In another currently pending case, State v. Butler, a Black defendant, accused of assaulting two transit security officers, was identified in court by a white eyewitness. The defendant argues that the trial court erred by not instructing the jury that cross-racial identifications (IDs of a suspect by a witness of another race) can be notoriously unreliable.
The defense, again, cited the court’s own letter.
“Scientific research confirms that people have difficulty making cross-racial identifications,” the Washington Innocence Project wrote in an amicus brief. “Requiring a cross-race identification instruction would allow the Court to go toward heeding its call for actors within the criminal legal system to address and remedy the impact of racism.”
Another pending case, State v. Zamora, strikes similar themes of potential racial stereotypes in the courtroom.

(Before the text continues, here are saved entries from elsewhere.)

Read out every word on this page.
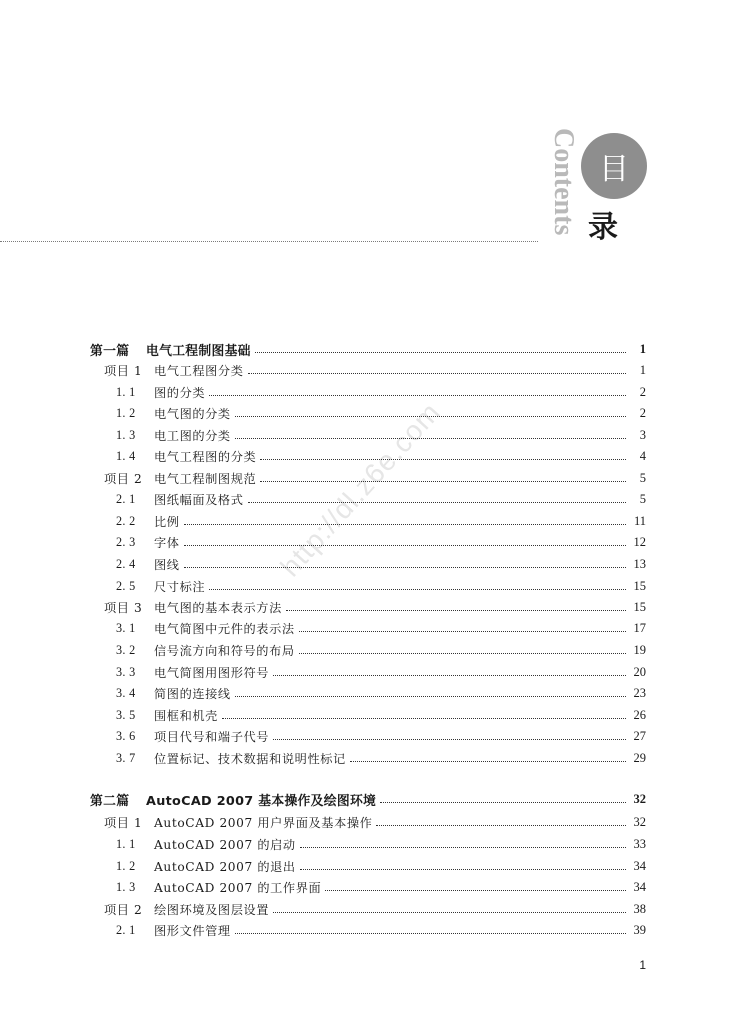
Contents 目
录
http://dl.z6e.com
第一篇	电气工程制图基础	1
项目 1 电气工程图分类	1
1. 1	图的分类	2
1. 2	电气图的分类	2
1. 3	电工图的分类	3
1. 4	电气工程图的分类	4
项目 2 电气工程制图规范	5
2. 1	图纸幅面及格式	5
2. 2	比例	11
2. 3	字体	12
2. 4	图线	13
2. 5	尺寸标注	15
项目 3 电气图的基本表示方法	15
3. 1	电气简图中元件的表示法	17
3. 2	信号流方向和符号的布局	19
3. 3	电气简图用图形符号	20
3. 4	简图的连接线	23
3. 5	围框和机壳	26
3. 6	项目代号和端子代号	27
3. 7	位置标记、技术数据和说明性标记	29
第二篇	AutoCAD 2007 基本操作及绘图环境	32
项目 1 AutoCAD 2007 用户界面及基本操作	32
1. 1	AutoCAD 2007 的启动	33
1. 2	AutoCAD 2007 的退出	34
1. 3	AutoCAD 2007 的工作界面	34
项目 2 绘图环境及图层设置	38
2. 1	图形文件管理	39
1
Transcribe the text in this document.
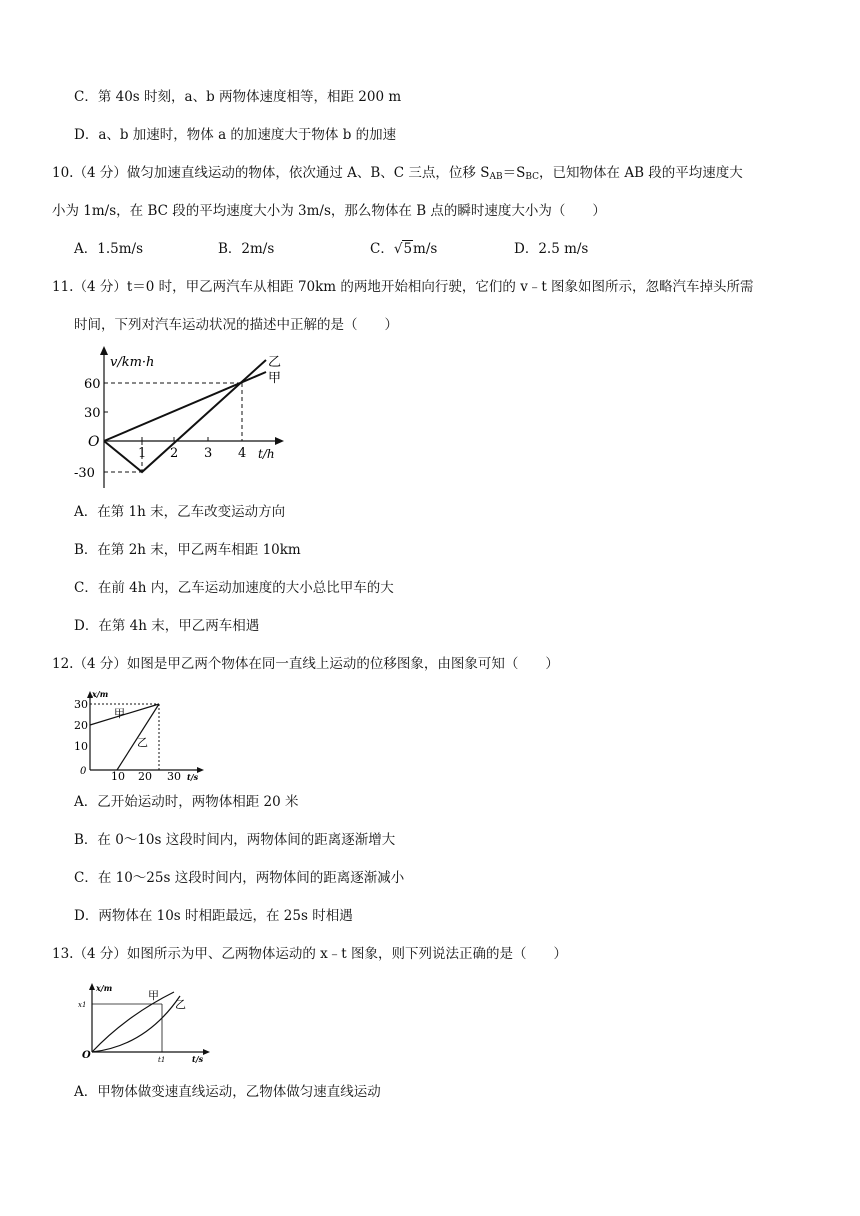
C．第 40s 时刻，a、b 两物体速度相等，相距 200 m
D．a、b 加速时，物体 a 的加速度大于物体 b 的加速
10.（4 分）做匀加速直线运动的物体，依次通过 A、B、C 三点，位移 $S_{AB}=S_{BC}$，已知物体在 AB 段的平均速度大
小为 1m/s，在 BC 段的平均速度大小为 3m/s，那么物体在 B 点的瞬时速度大小为（　　）
A．1.5m/s	B．2m/s	C．√5m/s	D．2.5 m/s
11.（4 分）t＝0 时，甲乙两汽车从相距 70km 的两地开始相向行驶，它们的 v﹣t 图象如图所示，忽略汽车掉头所需
时间，下列对汽车运动状况的描述中正解的是（　　）
v/km·h
60
30
-30
O
1 2 3 4 t/h
乙
甲
A．在第 1h 末，乙车改变运动方向
B．在第 2h 末，甲乙两车相距 10km
C．在前 4h 内，乙车运动加速度的大小总比甲车的大
D．在第 4h 末，甲乙两车相遇
12.（4 分）如图是甲乙两个物体在同一直线上运动的位移图象，由图象可知（　　）
x/m
30
20
10
0 10 20 30 t/s
甲
乙
A．乙开始运动时，两物体相距 20 米
B．在 0～10s 这段时间内，两物体间的距离逐渐增大
C．在 10～25s 这段时间内，两物体间的距离逐渐减小
D．两物体在 10s 时相距最远，在 25s 时相遇
13.（4 分）如图所示为甲、乙两物体运动的 x﹣t 图象，则下列说法正确的是（　　）
x/m
x1
O	t1	t/s
甲
乙
A．甲物体做变速直线运动，乙物体做匀速直线运动
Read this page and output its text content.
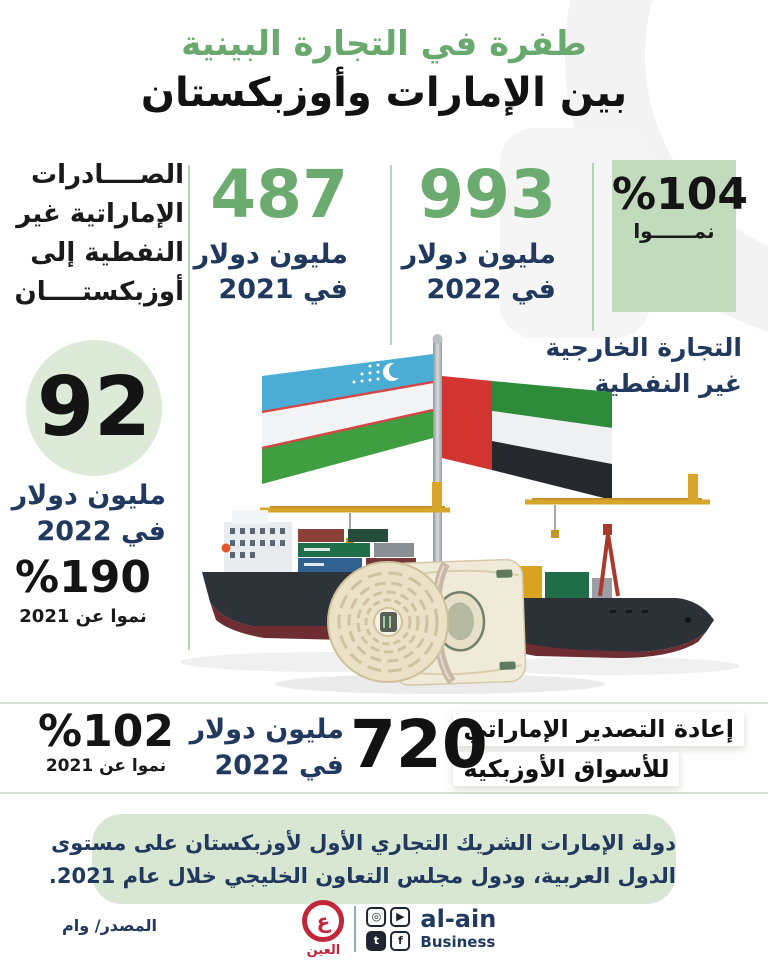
طفرة في التجارة البينية
بين الإمارات وأوزبكستان
الصــــادرات
الإماراتية غير
النفطية إلى
أوزبكستــــان
487
مليون دولار
في 2021
993
مليون دولار
في 2022
%104
نمــــــوا
التجارة الخارجية
غير النفطية
92
مليون دولار
في 2022
%190
نموا عن 2021
إعادة التصدير الإماراتي
للأسواق الأوزبكية
720
مليون دولار
في 2022
%102
نموا عن 2021
دولة الإمارات الشريك التجاري الأول لأوزبكستان على مستوى
الدول العربية، ودول مجلس التعاون الخليجي خلال عام 2021.
المصدر/ وام	ع
العين
◎	▶
t	f
al-ain
Business
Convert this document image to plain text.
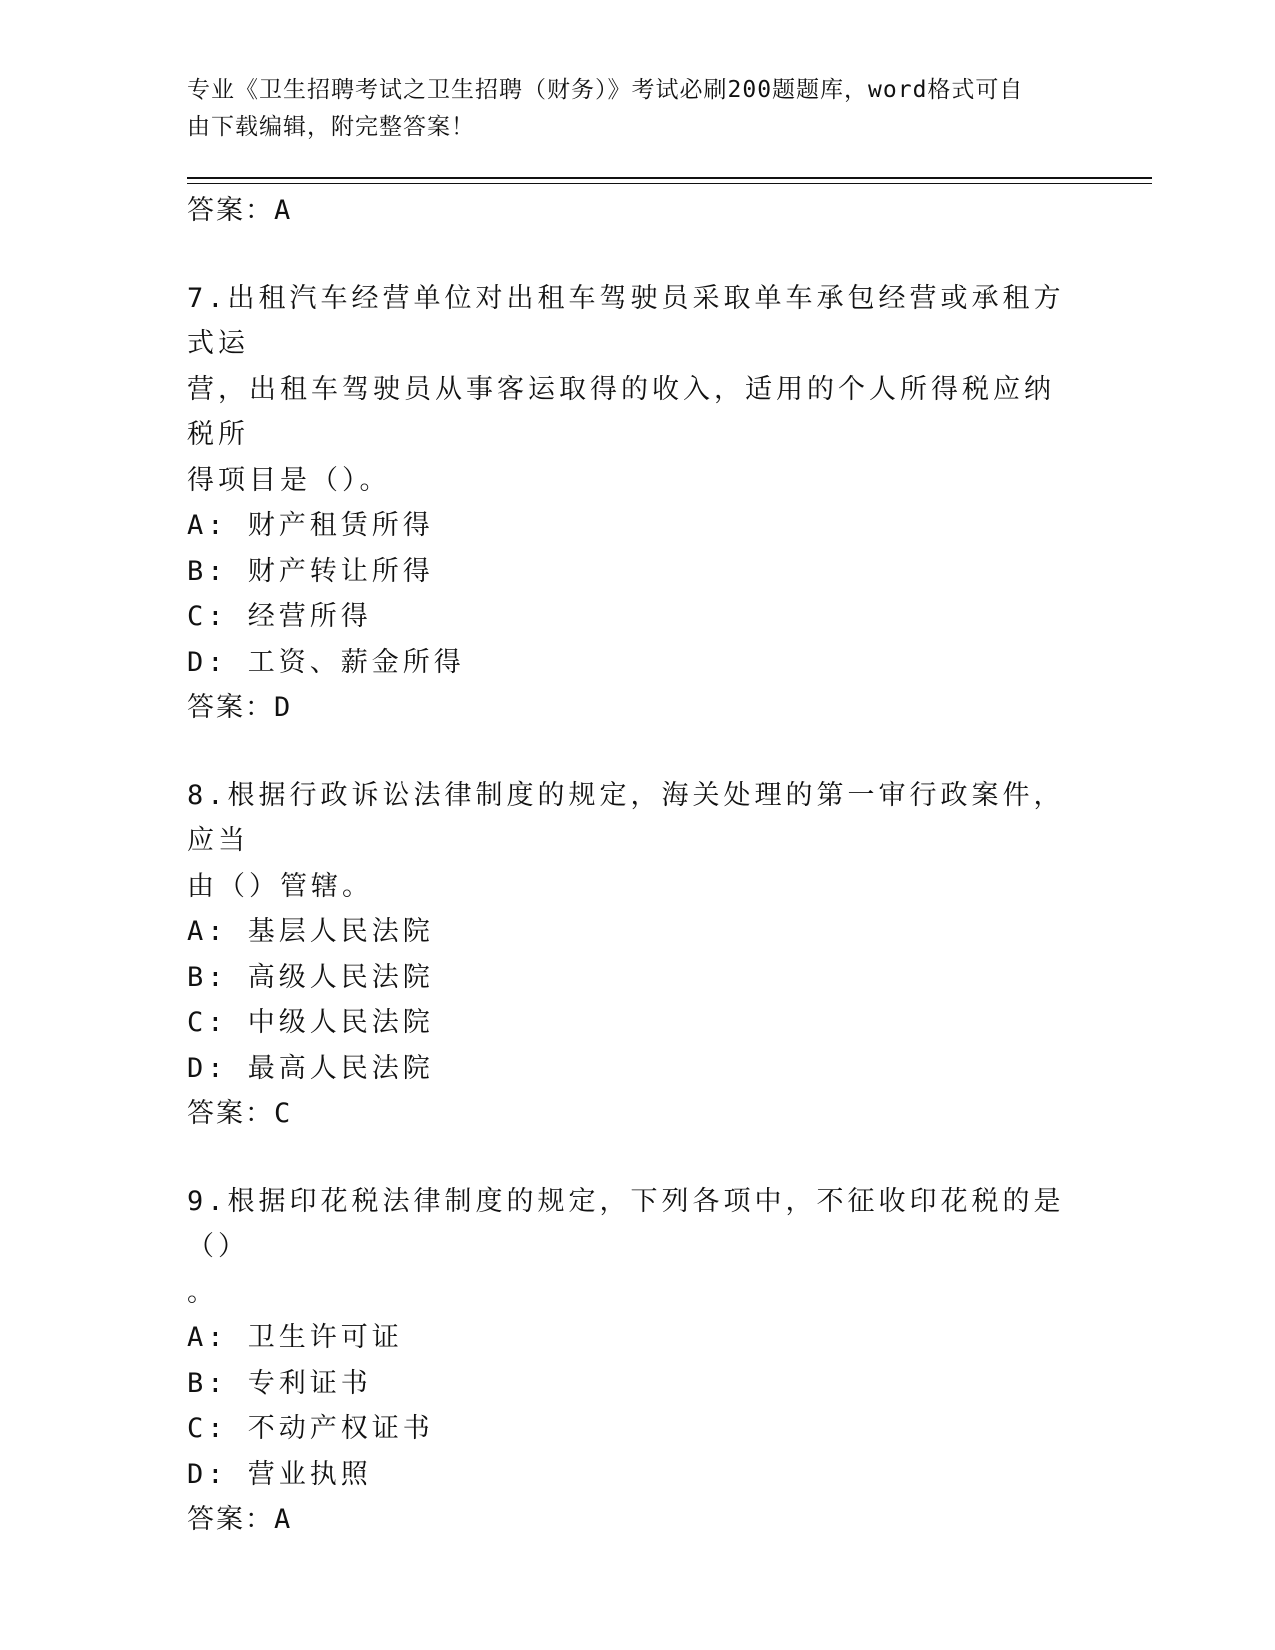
专业《卫生招聘考试之卫生招聘（财务）》考试必刷200题题库，word格式可自
由下载编辑，附完整答案！
答案：A
7.出租汽车经营单位对出租车驾驶员采取单车承包经营或承租方式运
营，出租车驾驶员从事客运取得的收入，适用的个人所得税应纳税所
得项目是（）。
A: 财产租赁所得
B: 财产转让所得
C: 经营所得
D: 工资、薪金所得
答案：D
8.根据行政诉讼法律制度的规定，海关处理的第一审行政案件，应当
由（）管辖。
A: 基层人民法院
B: 高级人民法院
C: 中级人民法院
D: 最高人民法院
答案：C
9.根据印花税法律制度的规定，下列各项中，不征收印花税的是（）
。
A: 卫生许可证
B: 专利证书
C: 不动产权证书
D: 营业执照
答案：A
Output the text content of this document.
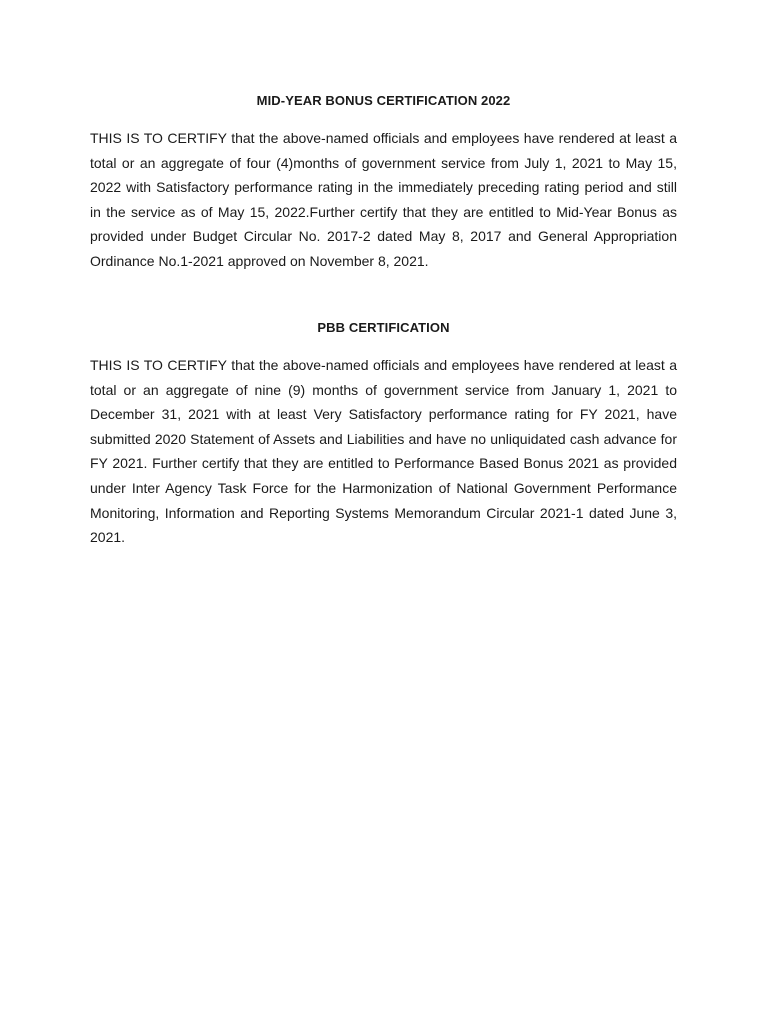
MID-YEAR BONUS CERTIFICATION 2022

THIS IS TO CERTIFY that the above-named officials and employees have rendered at least a total or an aggregate of four (4)months of government service from July 1, 2021 to May 15, 2022 with Satisfactory performance rating in the immediately preceding rating period and still in the service as of May 15, 2022.Further certify that they are entitled to Mid-Year Bonus as provided under Budget Circular No. 2017-2 dated May 8, 2017 and General Appropriation Ordinance No.1-2021 approved on November 8, 2021.

PBB CERTIFICATION

THIS IS TO CERTIFY that the above-named officials and employees have rendered at least a total or an aggregate of nine (9) months of government service from January 1, 2021 to December 31, 2021 with at least Very Satisfactory performance rating for FY 2021, have submitted 2020 Statement of Assets and Liabilities and have no unliquidated cash advance for FY 2021. Further certify that they are entitled to Performance Based Bonus 2021 as provided under Inter Agency Task Force for the Harmonization of National Government Performance Monitoring, Information and Reporting Systems Memorandum Circular 2021-1 dated June 3, 2021.
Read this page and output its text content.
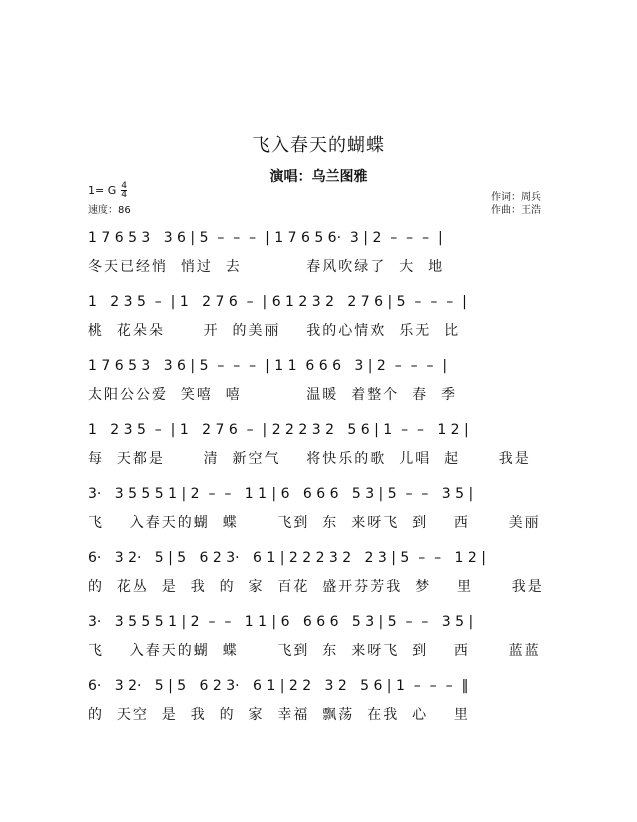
飞入春天的蝴蝶
演唱：乌兰图雅
1= G $\frac{4}{4}$
速度：86
作词：周兵
作曲：王浩
1 7 6 5 3   3 6 | 5  –  –  –  | 1 7 6 5 6·  3 | 2  –  –  –  |
冬天已经悄  悄过  去          春风吹绿了  大  地
1   2 3 5  –  | 1   2 7 6  –  | 6 1 2 3 2   2 7 6 | 5  –  –  –  |
桃  花朵朵      开  的美丽    我的心情欢  乐无  比
1 7 6 5 3   3 6 | 5  –  –  –  | 1 1  6 6 6   3 | 2  –  –  –  |
太阳公公爱  笑嘻  嘻          温暖  着整个  春  季
1   2 3 5  –  | 1   2 7 6  –  | 2 2 2 3 2   5 6 | 1  –  –   1 2 |
每  天都是      清  新空气    将快乐的歌  儿唱  起      我是
3·   3 5 5 5 1 | 2  –  –   1 1 | 6   6 6 6   5 3 | 5  –  –   3 5 |
飞    入春天的蝴  蝶      飞到  东  来呀飞  到    西      美丽
6·   3 2·   5 | 5   6 2 3·   6 1 | 2 2 2 3 2   2 3 | 5  –  –   1 2 |
的  花丛  是  我  的  家  百花  盛开芬芳我  梦    里      我是
3·   3 5 5 5 1 | 2  –  –   1 1 | 6   6 6 6   5 3 | 5  –  –   3 5 |
飞    入春天的蝴  蝶      飞到  东  来呀飞  到    西      蓝蓝
6·   3 2·   5 | 5   6 2 3·   6 1 | 2 2   3 2   5 6 | 1  –  –  –  ‖
的  天空  是  我  的  家  幸福  飘荡  在我  心    里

In that case, the defendant charges that prosecutors asked potential jurors about their views on border security and their fears of becoming crime victims of undocumented immigrants, in a trial where the defendant had a Hispanic name.
“The repeated questioning based on racial bias and stereotypes violated and undermined” the defendant’s right to an impartial jury, the lawyers wrote.
Stephens said that it’s appropriate for lawyers to cite the justices’ own words back to them, that the letter and the court’s decisions have helped pull arguments away from legal technicalities and toward broader understandings of the law’s impact.
“Too often lawyers think everything that’s not the legal theory is noise,” she said. “I think we have appropriately demonstrated, through those decisions, that the real world impacts of the law and our decisions matter.”